Timeline Reality Check

The official Glamsterdam target is June 2026. But Ethereum upgrade timelines have consistently run longer than initial targets. Devnet testing is ongoing, and the Holesky and Sepolia test network activations, which must precede mainnet deployment, have not been scheduled as of mid May.

Most Ethereum developers following the upgrade closely expect mainnet activation between July and September 2026. That timeline is not a failure of the upgrade. Ethereum’s conservative approach to mainnet deployment, requiring extensive testing before activation, has avoided the kinds of protocol level failures that have affected faster moving chains. The Merge, which was one of the most complex upgrades in blockchain history, executed without incident because it was tested exhaustively before mainnet.

For ETH holders and builders, the realistic timeline means the price impact of Glamsterdam is more likely to materialize in the July through September window than in June, assuming the upgrade delivers on its throughput promises. As TCB reported when Ethereum’s upcoming upgrade roadmap was first analyzed in detail in our earlier Glamsterdam explainer, the combination of parallel execution and ePBS is a fundamental rearchitecting of the execution layer rather than an incremental improvement.

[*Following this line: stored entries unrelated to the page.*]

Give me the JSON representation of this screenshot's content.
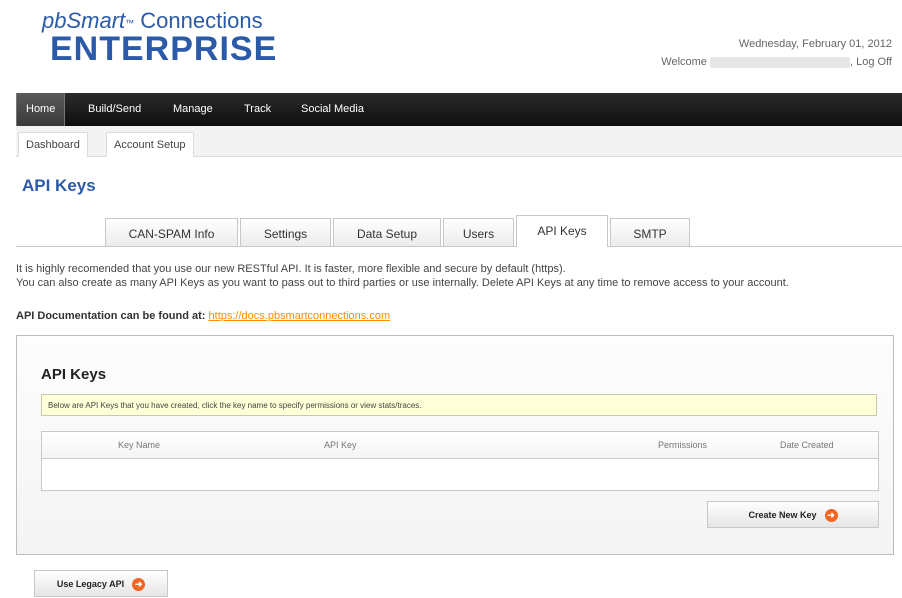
{
  "brand": {
    "top_prefix": "pb",
    "top_main": "Smart",
    "top_mark": "™",
    "top_suffix": " Connections",
    "bottom": "ENTERPRISE"
  },
  "header": {
    "date": "Wednesday, February 01, 2012",
    "welcome_label": "Welcome",
    "logoff_label": ", Log Off"
  },
  "nav": {
    "items": [
      {
        "label": "Home",
        "active": true
      },
      {
        "label": "Build/Send",
        "active": false
      },
      {
        "label": "Manage",
        "active": false
      },
      {
        "label": "Track",
        "active": false
      },
      {
        "label": "Social Media",
        "active": false
      }
    ]
  },
  "subnav": {
    "items": [
      {
        "label": "Dashboard"
      },
      {
        "label": "Account Setup"
      }
    ]
  },
  "page": {
    "title": "API Keys"
  },
  "tabs": [
    {
      "label": "CAN-SPAM Info",
      "active": false
    },
    {
      "label": "Settings",
      "active": false
    },
    {
      "label": "Data Setup",
      "active": false
    },
    {
      "label": "Users",
      "active": false
    },
    {
      "label": "API Keys",
      "active": true
    },
    {
      "label": "SMTP",
      "active": false
    }
  ],
  "intro": {
    "line1": "It is highly recomended that you use our new RESTful API. It is faster, more flexible and secure by default (https).",
    "line2": "You can also create as many API Keys as you want to pass out to third parties or use internally. Delete API Keys at any time to remove access to your account."
  },
  "docs": {
    "label": "API Documentation can be found at:",
    "link": "https://docs.pbsmartconnections.com"
  },
  "panel": {
    "title": "API Keys",
    "notice": "Below are API Keys that you have created, click the key name to specify permissions or view stats/traces.",
    "columns": [
      "Key Name",
      "API Key",
      "Permissions",
      "Date Created"
    ],
    "create_button": "Create New Key"
  },
  "legacy_button": "Use Legacy API",
  "colors": {
    "brand_blue": "#2a5aa8",
    "nav_bg": "#141414",
    "link_orange": "#ff8c00",
    "button_arrow": "#f26522",
    "notice_bg": "#ffffd8"
  },
  "icons": {
    "button_arrow": "arrow-right-circle-icon"
  }
}
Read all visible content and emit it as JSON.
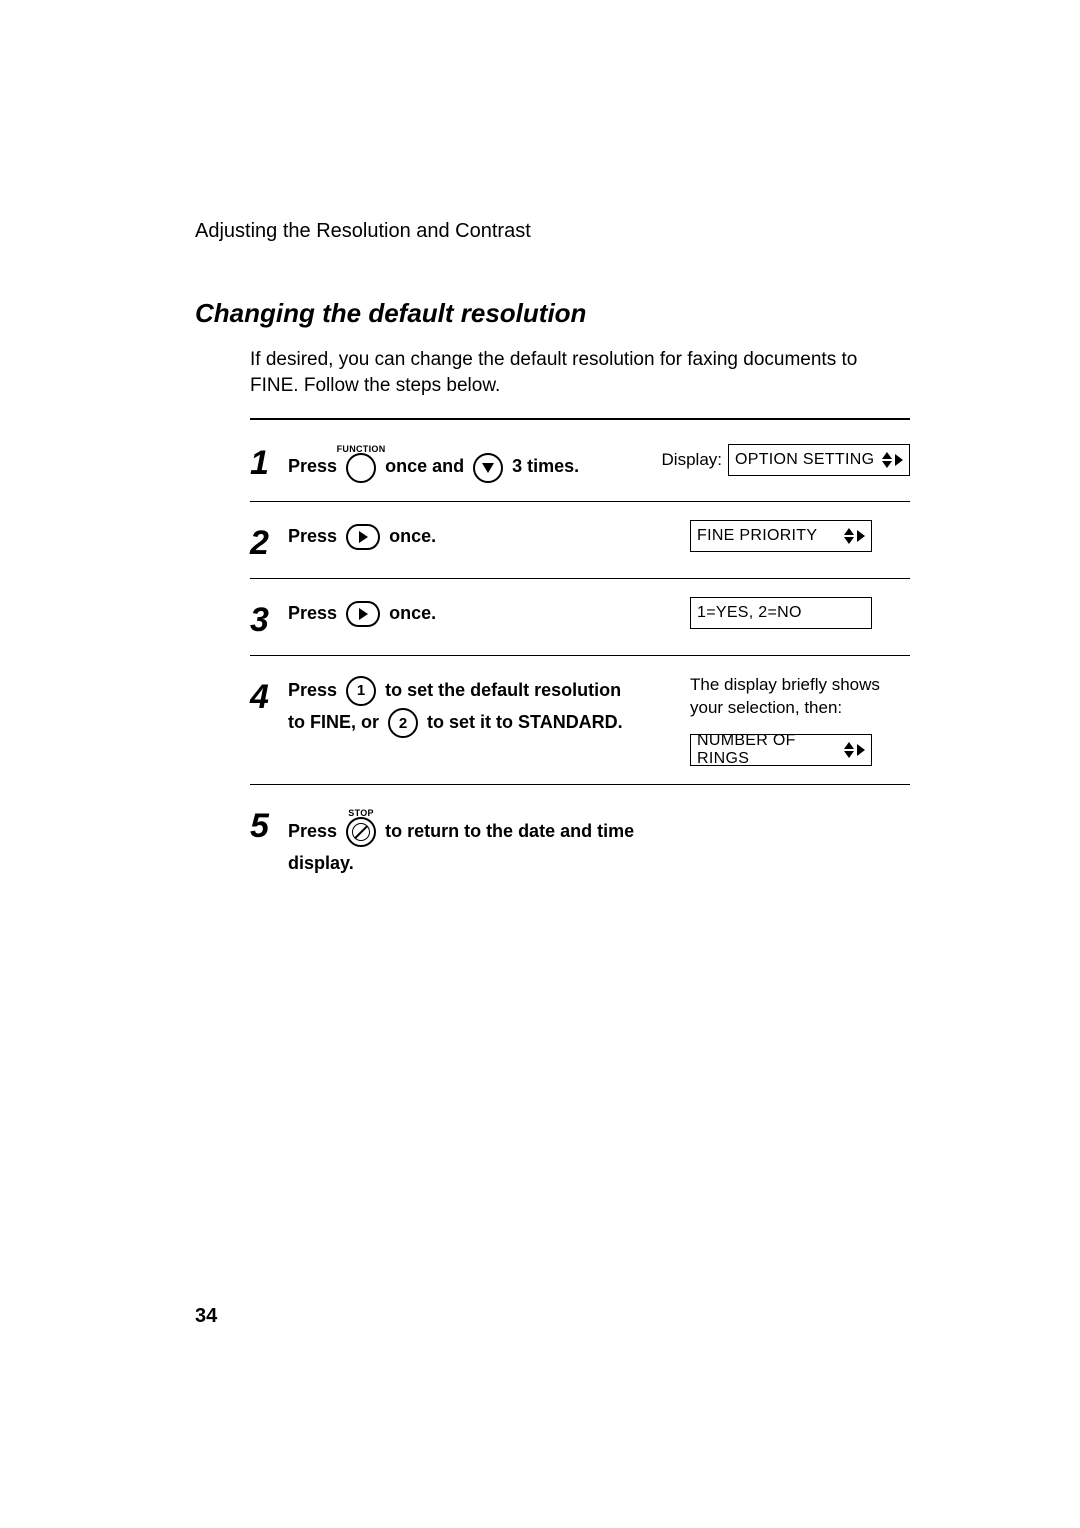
{
  "header": "Adjusting the Resolution and Contrast",
  "section_title": "Changing the default resolution",
  "intro": "If desired, you can change the default resolution for faxing documents to FINE. Follow the steps below.",
  "display_label": "Display:",
  "steps": {
    "s1": {
      "num": "1",
      "press": "Press",
      "function_label": "FUNCTION",
      "mid": "once and",
      "tail": "3 times.",
      "lcd": "OPTION SETTING"
    },
    "s2": {
      "num": "2",
      "press": "Press",
      "tail": "once.",
      "lcd": "FINE PRIORITY"
    },
    "s3": {
      "num": "3",
      "press": "Press",
      "tail": "once.",
      "lcd": "1=YES, 2=NO"
    },
    "s4": {
      "num": "4",
      "press": "Press",
      "part1_tail": "to set the default resolution",
      "line2_a": "to FINE, or",
      "line2_b": "to set it to STANDARD.",
      "note": "The display briefly shows your selection, then:",
      "lcd": "NUMBER OF RINGS",
      "key1": "1",
      "key2": "2"
    },
    "s5": {
      "num": "5",
      "press": "Press",
      "stop_label": "STOP",
      "tail": "to return to the date and time display."
    }
  },
  "page_number": "34"
}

What Glamsterdam Means for ETH Price

ETH is trading at $2,304 on May 13, down 3 percent on the week due to macro factors. The Glamsterdam upgrade is not a short term price catalyst. Its impact on ETH value is indirect and medium term: more throughput reduces gas fee spikes that drive users to competing chains, improves the economics for layer 2 settlement, and makes Ethereum more competitive for institutional applications that require guaranteed transaction capacity.

The fee burn mechanism introduced in EIP-1559 in 2021 means that higher transaction throughput, if it drives higher total gas usage, also increases the rate of ETH burning. More ETH burned per block reduces the net issuance of ETH over time, which is a positive supply side dynamic for holders. Whether Glamsterdam increases total gas usage enough to meaningfully accelerate the burn rate depends on whether the additional capacity attracts new usage or simply reduces fees for existing usage.

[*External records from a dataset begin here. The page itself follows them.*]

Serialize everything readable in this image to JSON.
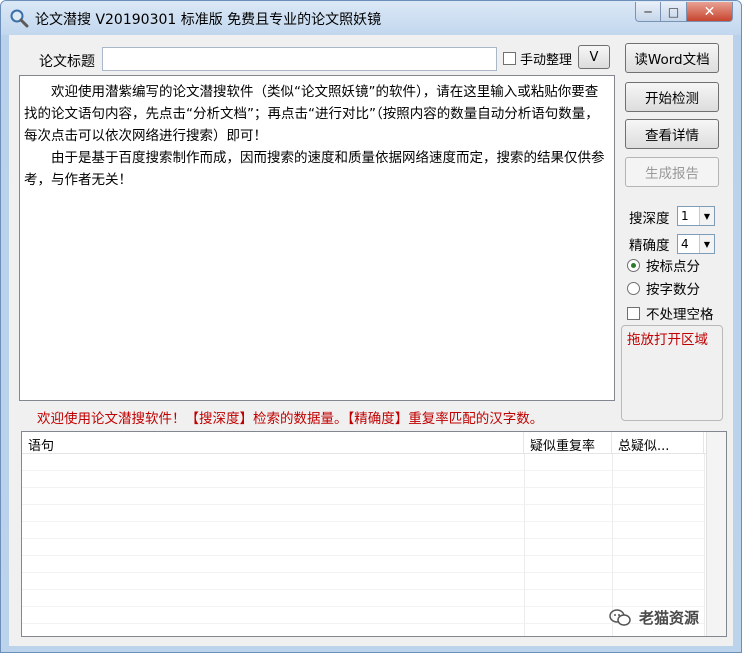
{
  "window": {
    "title": "论文潜搜 V20190301 标准版 免费且专业的论文照妖镜",
    "minimize": "─",
    "maximize": "□",
    "close": "✕"
  },
  "form": {
    "title_label": "论文标题",
    "title_value": "",
    "manual_label": "手动整理",
    "dropdown_label": "V",
    "content_paragraphs": [
      "欢迎使用潜紫编写的论文潜搜软件（类似“论文照妖镜”的软件），请在这里输入或粘贴你要查找的论文语句内容，先点击“分析文档”；再点击“进行对比”（按照内容的数量自动分析语句数量，每次点击可以依次网络进行搜索）即可！",
      "由于是基于百度搜索制作而成，因而搜索的速度和质量依据网络速度而定，搜索的结果仅供参考，与作者无关！"
    ],
    "status_text": "欢迎使用论文潜搜软件！【搜深度】检索的数据量。【精确度】重复率匹配的汉字数。"
  },
  "side": {
    "read_word": "读Word文档",
    "start": "开始检测",
    "details": "查看详情",
    "report": "生成报告",
    "depth_label": "搜深度",
    "depth_value": "1",
    "precision_label": "精确度",
    "precision_value": "4",
    "radio_punct": "按标点分",
    "radio_chars": "按字数分",
    "no_space": "不处理空格",
    "drop_zone": "拖放打开区域"
  },
  "table": {
    "headers": [
      "语句",
      "疑似重复率",
      "总疑似..."
    ]
  },
  "watermark": "老猫资源"
}
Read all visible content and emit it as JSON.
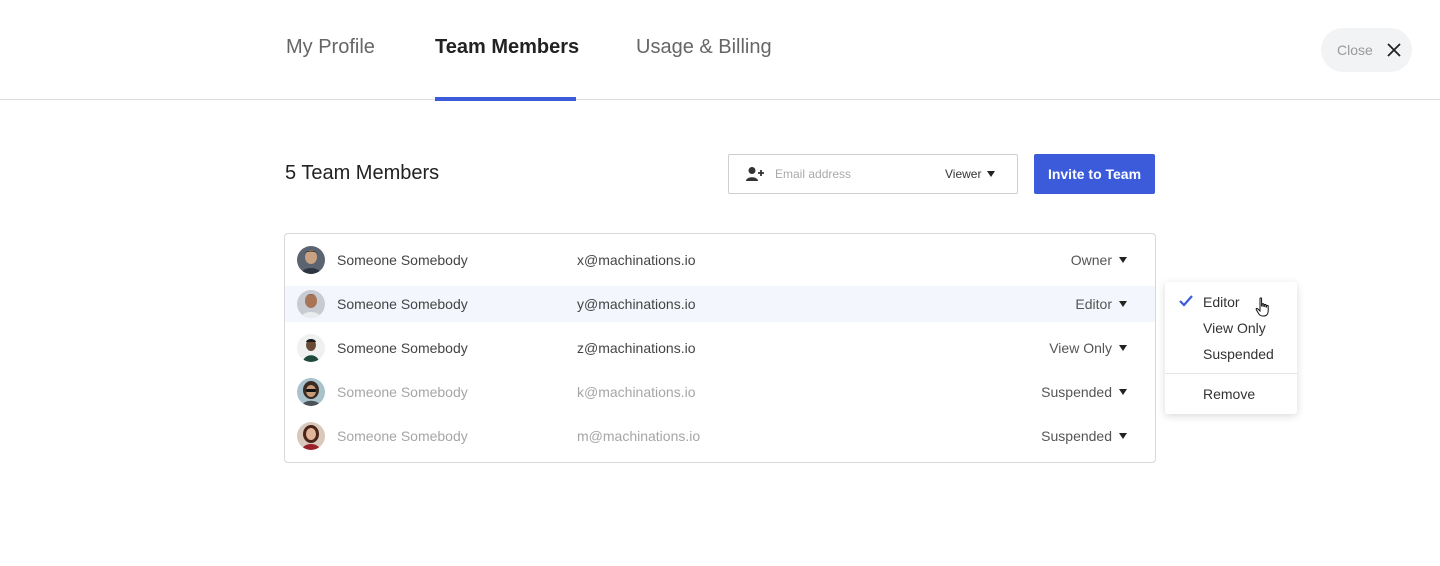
{
  "tabs": [
    {
      "label": "My Profile"
    },
    {
      "label": "Team Members"
    },
    {
      "label": "Usage & Billing"
    }
  ],
  "close": {
    "label": "Close",
    "icon": "close-icon"
  },
  "heading": "5 Team Members",
  "invite": {
    "placeholder": "Email address",
    "value": "",
    "role": "Viewer",
    "button_label": "Invite to Team",
    "icon": "user-plus-icon"
  },
  "members": [
    {
      "name": "Someone Somebody",
      "email": "x@machinations.io",
      "role": "Owner"
    },
    {
      "name": "Someone Somebody",
      "email": "y@machinations.io",
      "role": "Editor"
    },
    {
      "name": "Someone Somebody",
      "email": "z@machinations.io",
      "role": "View Only"
    },
    {
      "name": "Someone Somebody",
      "email": "k@machinations.io",
      "role": "Suspended"
    },
    {
      "name": "Someone Somebody",
      "email": "m@machinations.io",
      "role": "Suspended"
    }
  ],
  "role_menu": {
    "items": [
      {
        "label": "Editor",
        "selected": true
      },
      {
        "label": "View Only",
        "selected": false
      },
      {
        "label": "Suspended",
        "selected": false
      }
    ],
    "remove_label": "Remove"
  },
  "colors": {
    "accent": "#3b5bdb",
    "highlight_row": "#f3f6fc",
    "muted_text": "#a6a6a6"
  }
}
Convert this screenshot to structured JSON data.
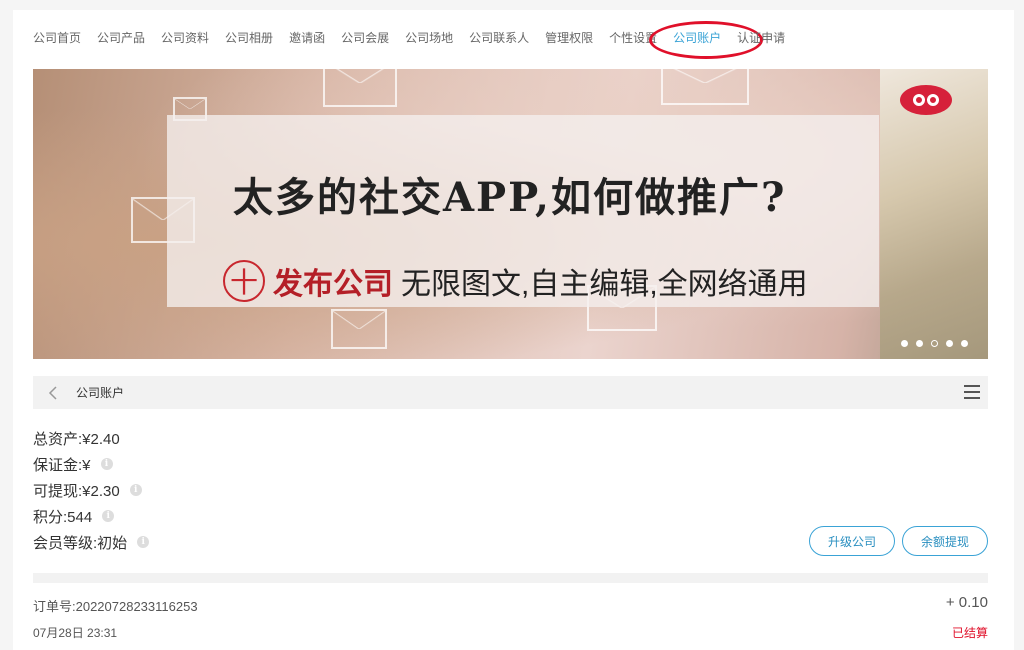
{
  "topnav": {
    "items": [
      {
        "label": "公司首页"
      },
      {
        "label": "公司产品"
      },
      {
        "label": "公司资料"
      },
      {
        "label": "公司相册"
      },
      {
        "label": "邀请函"
      },
      {
        "label": "公司会展"
      },
      {
        "label": "公司场地"
      },
      {
        "label": "公司联系人"
      },
      {
        "label": "管理权限"
      },
      {
        "label": "个性设置"
      },
      {
        "label": "公司账户"
      },
      {
        "label": "认证申请"
      }
    ],
    "active_index": 10,
    "active_color": "#3aa3d6",
    "highlight_color": "#e0102a"
  },
  "banner": {
    "headline": "太多的社交APP,如何做推广?",
    "plus_symbol": "十",
    "sub_strong": "发布公司",
    "sub_normal": "无限图文,自主编辑,全网络通用",
    "logo_icon": "100-logo-icon",
    "slides_count": 5,
    "active_slide": 2
  },
  "titlebar": {
    "back_icon": "chevron-left-icon",
    "title": "公司账户",
    "menu_icon": "hamburger-menu-icon"
  },
  "account": {
    "total_assets": "总资产:¥2.40",
    "deposit": "保证金:¥",
    "withdrawable": "可提现:¥2.30",
    "points": "积分:544",
    "member_level": "会员等级:初始"
  },
  "actions": {
    "upgrade_label": "升级公司",
    "withdraw_label": "余额提现"
  },
  "order": {
    "number_text": "订单号:20220728233116253",
    "amount": "+ 0.10",
    "time": "07月28日 23:31",
    "status": "已结算",
    "status_color": "#e0102a"
  }
}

The institutional context matters here. As TCB covered in its analysis of tokenized Treasuries crossing $8 billion on Ethereum, institutional RWA activity is growing rapidly on the network. That activity generates large value transactions that are relatively insensitive to gas price spikes but benefit from guaranteed capacity. A tripling of layer 1 throughput makes Ethereum substantially more competitive for the institutional settlement use case that is one of the most promising growth vectors for on chain activity in 2026.

The TCB View

Glamsterdam is the upgrade that validates Ethereum’s long term scaling thesis at the execution layer level rather than just the rollup level. Parallel execution via EIP-7928 is a technically sound approach to the throughput problem that does not sacrifice decentralization for speed. The gas limit increase to 200 million, paired with EIP-8037 state growth controls, is a calibrated expansion rather than an unconstrained one.

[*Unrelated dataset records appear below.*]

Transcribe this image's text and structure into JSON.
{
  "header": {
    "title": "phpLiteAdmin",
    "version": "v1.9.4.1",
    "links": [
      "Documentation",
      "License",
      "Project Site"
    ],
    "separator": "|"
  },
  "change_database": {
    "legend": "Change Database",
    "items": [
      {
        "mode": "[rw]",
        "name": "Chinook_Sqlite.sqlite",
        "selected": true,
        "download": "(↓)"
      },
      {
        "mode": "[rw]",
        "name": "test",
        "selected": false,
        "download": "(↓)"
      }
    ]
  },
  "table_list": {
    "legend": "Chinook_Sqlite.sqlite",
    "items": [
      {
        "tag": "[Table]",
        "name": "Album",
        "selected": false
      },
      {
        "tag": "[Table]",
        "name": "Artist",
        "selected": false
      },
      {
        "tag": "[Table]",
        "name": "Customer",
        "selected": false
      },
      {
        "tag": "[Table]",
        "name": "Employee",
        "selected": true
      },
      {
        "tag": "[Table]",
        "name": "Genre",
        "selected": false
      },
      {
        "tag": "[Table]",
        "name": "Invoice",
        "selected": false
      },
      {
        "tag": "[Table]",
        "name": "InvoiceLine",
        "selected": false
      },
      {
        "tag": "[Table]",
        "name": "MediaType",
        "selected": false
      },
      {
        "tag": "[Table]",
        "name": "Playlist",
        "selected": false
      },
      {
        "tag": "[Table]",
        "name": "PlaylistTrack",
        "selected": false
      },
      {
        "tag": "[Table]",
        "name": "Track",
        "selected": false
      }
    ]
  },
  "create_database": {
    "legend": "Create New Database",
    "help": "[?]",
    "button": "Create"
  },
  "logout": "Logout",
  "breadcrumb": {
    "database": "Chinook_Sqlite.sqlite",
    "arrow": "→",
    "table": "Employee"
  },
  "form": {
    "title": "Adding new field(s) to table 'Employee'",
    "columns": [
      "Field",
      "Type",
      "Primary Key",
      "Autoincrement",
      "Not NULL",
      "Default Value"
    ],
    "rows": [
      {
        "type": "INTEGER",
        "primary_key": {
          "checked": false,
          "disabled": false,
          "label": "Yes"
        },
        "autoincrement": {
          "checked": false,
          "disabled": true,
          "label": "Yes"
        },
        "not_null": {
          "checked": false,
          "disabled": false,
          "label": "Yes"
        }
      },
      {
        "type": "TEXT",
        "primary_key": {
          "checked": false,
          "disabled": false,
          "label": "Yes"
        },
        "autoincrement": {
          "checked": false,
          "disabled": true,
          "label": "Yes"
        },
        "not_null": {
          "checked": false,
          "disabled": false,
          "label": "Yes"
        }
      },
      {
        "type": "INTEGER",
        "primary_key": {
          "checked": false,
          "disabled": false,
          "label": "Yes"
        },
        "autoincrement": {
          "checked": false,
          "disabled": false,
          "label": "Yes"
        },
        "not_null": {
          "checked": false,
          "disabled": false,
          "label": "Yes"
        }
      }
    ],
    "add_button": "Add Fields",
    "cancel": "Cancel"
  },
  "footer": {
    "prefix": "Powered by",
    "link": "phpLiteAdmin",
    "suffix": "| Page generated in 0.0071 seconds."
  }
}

The comparison to competing blockchains that advertise higher raw throughput is legitimate but misses a key point. Solana processes thousands of transactions per second but has experienced multiple network outages and maintains a more centralized validator structure. Ethereum at 100 TPS with the Glamsterdam architecture offers a different tradeoff: somewhat lower raw throughput but considerably higher reliability, security, and decentralization guarantees.

For the institutional DeFi and RWA market that Ethereum is competing for in 2026 and beyond, that tradeoff is the right one. Institutions can tolerate capacity constraints far more easily than they can tolerate network outages on infrastructure holding billions in tokenized assets. Glamsterdam improves the capacity constraint without touching the reliability and security model that makes Ethereum the institutional settlement layer of choice. Whether the market prices that correctly before or after the upgrade deploys is a timing question. The strategic value is not seriously in doubt.